March 12, 2009 at 8:30 am
We lost a sql server disk array. Had to be re-raided. Then system disk and registry was restored from tape. Then I copied over a master db, started sql in single user and restored master. Then started sql and restored the model, msdb & the production DBs. DBCC Checkdb clean on all DBs. System back to users with no data loss. I scheduled by weekly dbcc job to run last night and it failed with "Service Broker message delivery is not enabled in this db" message. I compared sys.databases against this system's sister test box and see only tempdb is broker_enabled on the rebuilt live system. What happened? How did that change?
Next I went to Surface Area Config and got error message "SQL Server WMI is not available on localhost." Do I need to re-install sql server? Should I try to service-pack it? I though we were golden after the db restores. This is a Lawson single server system, sql server & Lawson app on the same box. The app works fine. Am I sitting on a time bomb?
March 26, 2009 at 7:09 am
FYI - Guess I'll never know why my restored DBs had the Service Broker turned off. All I had to do was alter database MSDB set enable_broker. My DBCC query uses DB Mail to send the dbcc results. The Service Broker has to be on in MSDB to use DB Mail. Stopping the SQL Server Agent stops all processes in MSDB so the alter database could work.

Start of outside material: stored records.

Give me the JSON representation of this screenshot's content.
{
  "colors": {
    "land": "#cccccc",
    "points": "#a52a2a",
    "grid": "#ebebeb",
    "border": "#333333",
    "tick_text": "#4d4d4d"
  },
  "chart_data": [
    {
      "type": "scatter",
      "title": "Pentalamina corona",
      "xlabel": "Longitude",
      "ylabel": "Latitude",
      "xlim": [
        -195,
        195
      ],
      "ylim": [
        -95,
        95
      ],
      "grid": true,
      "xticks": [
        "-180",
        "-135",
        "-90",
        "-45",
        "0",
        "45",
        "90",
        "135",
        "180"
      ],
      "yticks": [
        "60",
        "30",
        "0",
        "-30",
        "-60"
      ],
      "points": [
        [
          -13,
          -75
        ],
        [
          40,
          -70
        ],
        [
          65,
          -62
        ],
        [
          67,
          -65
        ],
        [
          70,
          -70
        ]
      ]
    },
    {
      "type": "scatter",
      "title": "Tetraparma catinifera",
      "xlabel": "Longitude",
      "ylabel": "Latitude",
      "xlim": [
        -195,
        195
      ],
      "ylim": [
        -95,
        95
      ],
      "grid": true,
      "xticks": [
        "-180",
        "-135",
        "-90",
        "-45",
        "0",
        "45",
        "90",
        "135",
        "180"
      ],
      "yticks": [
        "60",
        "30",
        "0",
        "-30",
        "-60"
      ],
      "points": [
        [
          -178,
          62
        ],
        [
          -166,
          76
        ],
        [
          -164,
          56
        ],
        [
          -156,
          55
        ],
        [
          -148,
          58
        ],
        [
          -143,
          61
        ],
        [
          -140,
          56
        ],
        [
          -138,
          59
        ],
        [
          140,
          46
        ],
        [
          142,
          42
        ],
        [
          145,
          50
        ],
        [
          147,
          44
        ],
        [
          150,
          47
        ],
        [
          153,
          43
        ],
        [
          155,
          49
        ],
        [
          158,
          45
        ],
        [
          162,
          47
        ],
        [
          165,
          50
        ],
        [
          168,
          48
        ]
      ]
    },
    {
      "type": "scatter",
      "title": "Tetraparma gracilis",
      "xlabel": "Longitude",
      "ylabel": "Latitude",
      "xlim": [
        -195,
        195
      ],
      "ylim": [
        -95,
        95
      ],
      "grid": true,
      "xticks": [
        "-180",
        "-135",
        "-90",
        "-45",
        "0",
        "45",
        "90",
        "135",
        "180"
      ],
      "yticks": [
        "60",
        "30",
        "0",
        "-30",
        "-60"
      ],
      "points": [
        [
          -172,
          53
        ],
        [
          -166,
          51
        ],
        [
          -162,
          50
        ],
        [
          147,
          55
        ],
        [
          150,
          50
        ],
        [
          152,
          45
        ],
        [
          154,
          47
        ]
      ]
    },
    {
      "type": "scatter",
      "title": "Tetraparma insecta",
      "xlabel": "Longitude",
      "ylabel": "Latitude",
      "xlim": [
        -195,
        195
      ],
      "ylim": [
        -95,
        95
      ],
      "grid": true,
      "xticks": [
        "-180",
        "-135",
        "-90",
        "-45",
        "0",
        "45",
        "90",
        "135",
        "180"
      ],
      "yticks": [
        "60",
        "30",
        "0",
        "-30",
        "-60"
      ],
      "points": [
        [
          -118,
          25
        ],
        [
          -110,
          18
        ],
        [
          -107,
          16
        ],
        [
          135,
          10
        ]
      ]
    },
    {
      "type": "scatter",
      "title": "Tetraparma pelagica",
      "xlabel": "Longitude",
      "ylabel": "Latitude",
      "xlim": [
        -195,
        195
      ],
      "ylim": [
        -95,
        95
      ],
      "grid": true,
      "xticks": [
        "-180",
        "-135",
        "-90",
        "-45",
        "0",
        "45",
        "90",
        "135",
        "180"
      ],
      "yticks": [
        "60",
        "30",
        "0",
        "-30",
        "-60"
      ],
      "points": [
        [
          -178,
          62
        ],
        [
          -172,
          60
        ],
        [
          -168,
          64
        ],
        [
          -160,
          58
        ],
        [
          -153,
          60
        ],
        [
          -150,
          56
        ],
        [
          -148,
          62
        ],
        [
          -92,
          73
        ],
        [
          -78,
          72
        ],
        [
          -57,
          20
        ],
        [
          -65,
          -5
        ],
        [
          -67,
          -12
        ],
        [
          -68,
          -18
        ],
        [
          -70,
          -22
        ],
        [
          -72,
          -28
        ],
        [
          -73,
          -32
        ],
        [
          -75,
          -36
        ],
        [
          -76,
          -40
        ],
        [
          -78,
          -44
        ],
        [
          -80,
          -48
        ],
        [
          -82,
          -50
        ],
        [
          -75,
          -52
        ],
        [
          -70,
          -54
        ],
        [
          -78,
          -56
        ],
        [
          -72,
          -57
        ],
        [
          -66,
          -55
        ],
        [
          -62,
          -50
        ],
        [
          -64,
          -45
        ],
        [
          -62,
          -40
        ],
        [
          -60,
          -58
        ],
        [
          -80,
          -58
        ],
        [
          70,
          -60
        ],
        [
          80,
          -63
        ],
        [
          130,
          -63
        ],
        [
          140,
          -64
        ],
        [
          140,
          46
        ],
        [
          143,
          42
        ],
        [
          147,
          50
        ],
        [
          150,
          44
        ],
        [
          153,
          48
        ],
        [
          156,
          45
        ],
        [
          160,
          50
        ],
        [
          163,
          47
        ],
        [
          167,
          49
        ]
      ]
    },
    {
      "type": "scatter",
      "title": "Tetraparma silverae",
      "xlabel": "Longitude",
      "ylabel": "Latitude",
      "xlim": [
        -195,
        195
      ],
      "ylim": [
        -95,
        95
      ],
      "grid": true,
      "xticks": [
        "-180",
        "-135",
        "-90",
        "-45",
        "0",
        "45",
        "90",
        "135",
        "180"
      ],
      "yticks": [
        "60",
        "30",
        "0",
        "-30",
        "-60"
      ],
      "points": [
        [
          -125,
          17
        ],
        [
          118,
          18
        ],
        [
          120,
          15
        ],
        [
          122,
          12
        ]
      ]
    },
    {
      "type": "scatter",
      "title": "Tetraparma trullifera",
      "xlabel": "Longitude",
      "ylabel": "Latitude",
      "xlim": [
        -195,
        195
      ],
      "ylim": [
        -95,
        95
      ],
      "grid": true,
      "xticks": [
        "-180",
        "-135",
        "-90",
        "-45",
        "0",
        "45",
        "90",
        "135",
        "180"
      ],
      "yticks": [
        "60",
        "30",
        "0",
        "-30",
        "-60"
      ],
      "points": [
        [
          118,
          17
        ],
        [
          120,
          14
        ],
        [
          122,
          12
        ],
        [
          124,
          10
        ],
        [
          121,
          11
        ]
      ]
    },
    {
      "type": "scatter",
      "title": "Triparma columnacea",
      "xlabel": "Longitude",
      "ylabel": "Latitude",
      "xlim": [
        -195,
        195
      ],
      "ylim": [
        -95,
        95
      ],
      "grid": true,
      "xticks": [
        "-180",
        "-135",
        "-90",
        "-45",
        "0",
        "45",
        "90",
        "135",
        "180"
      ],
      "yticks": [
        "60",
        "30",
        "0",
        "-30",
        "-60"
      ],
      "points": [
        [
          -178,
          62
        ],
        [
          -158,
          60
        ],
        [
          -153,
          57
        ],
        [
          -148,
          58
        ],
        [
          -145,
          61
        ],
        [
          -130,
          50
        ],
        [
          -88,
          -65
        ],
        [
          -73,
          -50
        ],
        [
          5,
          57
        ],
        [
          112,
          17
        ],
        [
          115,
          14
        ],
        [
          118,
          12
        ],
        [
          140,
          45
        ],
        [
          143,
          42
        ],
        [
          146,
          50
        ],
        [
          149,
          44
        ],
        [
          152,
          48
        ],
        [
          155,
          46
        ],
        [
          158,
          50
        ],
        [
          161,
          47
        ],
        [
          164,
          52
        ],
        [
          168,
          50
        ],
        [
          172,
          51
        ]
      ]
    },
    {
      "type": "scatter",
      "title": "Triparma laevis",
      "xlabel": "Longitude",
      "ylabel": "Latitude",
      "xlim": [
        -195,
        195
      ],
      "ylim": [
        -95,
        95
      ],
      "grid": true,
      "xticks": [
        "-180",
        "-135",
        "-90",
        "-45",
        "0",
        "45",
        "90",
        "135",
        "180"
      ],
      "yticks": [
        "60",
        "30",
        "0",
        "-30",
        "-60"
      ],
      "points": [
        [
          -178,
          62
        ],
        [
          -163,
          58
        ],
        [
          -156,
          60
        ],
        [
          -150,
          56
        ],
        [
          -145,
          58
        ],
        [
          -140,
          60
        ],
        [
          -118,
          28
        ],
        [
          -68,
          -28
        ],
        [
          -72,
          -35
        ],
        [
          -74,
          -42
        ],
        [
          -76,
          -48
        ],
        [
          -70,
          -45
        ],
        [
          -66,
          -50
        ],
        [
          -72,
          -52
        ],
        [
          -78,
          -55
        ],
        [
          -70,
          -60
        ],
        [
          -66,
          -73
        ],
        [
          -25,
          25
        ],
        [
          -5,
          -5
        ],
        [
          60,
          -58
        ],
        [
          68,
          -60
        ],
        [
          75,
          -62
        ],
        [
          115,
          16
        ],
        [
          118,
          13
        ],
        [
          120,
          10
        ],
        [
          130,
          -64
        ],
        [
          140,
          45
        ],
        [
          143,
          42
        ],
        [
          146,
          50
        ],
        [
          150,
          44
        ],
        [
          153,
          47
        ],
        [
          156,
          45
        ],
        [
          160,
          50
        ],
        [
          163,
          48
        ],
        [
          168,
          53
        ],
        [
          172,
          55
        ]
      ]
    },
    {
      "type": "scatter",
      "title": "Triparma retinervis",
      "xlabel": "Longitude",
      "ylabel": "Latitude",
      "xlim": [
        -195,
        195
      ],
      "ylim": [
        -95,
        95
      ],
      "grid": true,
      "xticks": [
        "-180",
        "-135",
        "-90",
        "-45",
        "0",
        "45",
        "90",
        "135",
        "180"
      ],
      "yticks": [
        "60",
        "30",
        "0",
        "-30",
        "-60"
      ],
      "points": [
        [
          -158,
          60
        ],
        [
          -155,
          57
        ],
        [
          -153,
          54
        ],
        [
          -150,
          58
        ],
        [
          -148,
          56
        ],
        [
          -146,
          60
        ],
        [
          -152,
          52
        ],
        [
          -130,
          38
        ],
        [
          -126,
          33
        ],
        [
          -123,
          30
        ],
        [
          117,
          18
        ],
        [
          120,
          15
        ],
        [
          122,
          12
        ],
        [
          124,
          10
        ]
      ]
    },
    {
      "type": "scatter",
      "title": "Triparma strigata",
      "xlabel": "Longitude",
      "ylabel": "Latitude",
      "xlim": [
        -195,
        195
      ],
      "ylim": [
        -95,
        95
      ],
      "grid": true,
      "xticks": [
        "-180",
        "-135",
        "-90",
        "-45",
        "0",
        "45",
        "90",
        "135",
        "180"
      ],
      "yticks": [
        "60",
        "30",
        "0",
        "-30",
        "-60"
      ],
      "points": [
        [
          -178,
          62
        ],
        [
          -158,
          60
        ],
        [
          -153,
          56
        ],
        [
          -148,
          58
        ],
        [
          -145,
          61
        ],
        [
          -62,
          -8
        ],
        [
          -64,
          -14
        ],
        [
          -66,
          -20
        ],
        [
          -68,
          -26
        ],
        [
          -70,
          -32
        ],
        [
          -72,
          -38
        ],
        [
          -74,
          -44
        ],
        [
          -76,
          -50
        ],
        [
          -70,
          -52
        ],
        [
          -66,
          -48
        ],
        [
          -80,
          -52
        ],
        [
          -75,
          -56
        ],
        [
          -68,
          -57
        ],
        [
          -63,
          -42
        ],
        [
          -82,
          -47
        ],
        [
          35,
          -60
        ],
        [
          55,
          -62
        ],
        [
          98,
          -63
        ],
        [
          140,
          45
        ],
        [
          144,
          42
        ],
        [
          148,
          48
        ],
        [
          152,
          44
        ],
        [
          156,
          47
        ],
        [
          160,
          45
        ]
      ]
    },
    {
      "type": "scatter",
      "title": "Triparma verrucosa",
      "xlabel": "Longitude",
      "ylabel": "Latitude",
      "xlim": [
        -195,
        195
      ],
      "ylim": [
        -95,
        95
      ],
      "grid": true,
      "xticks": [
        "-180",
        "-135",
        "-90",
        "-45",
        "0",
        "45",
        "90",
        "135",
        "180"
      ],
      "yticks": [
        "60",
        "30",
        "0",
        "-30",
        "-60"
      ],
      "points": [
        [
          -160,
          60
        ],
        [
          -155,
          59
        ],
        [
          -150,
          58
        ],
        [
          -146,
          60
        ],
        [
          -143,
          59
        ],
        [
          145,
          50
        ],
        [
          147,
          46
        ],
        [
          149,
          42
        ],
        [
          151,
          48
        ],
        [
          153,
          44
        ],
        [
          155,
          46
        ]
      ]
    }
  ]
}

As for WMI, I don't really know what that is, but when the NT guys restored the system drive, WMI was a seperate option, much like the registry is a seperate option during a restore. They didn't restore it so at the moment I can't use Surface Area Config. This server is being replaced in May so its not a big deal to me, just something to remember for the next time.
June 25, 2012 at 8:35 am
Randy, Thanks It worked for me.
I had a similar situation with send email option in the job.
July 18, 2013 at 3:23 am
My alter database MSDB set enable_broker command has been running for over 10 minutes. Is that normal? I'm still waiting for it to finish...:-(
August 26, 2016 at 8:06 am
Hey man...
Make Sure msdb is in Single User Mode
Make sure you set the msdb database to single user, or this statement just hangs:
alter database msdb set restricted_user with rollback immediate
and, set it back to multi user when you're done
alter databsae msdb set multi_user with rollback immediate
..or Stop the SQL Server Agent which is what Microsoft deems Best Practices.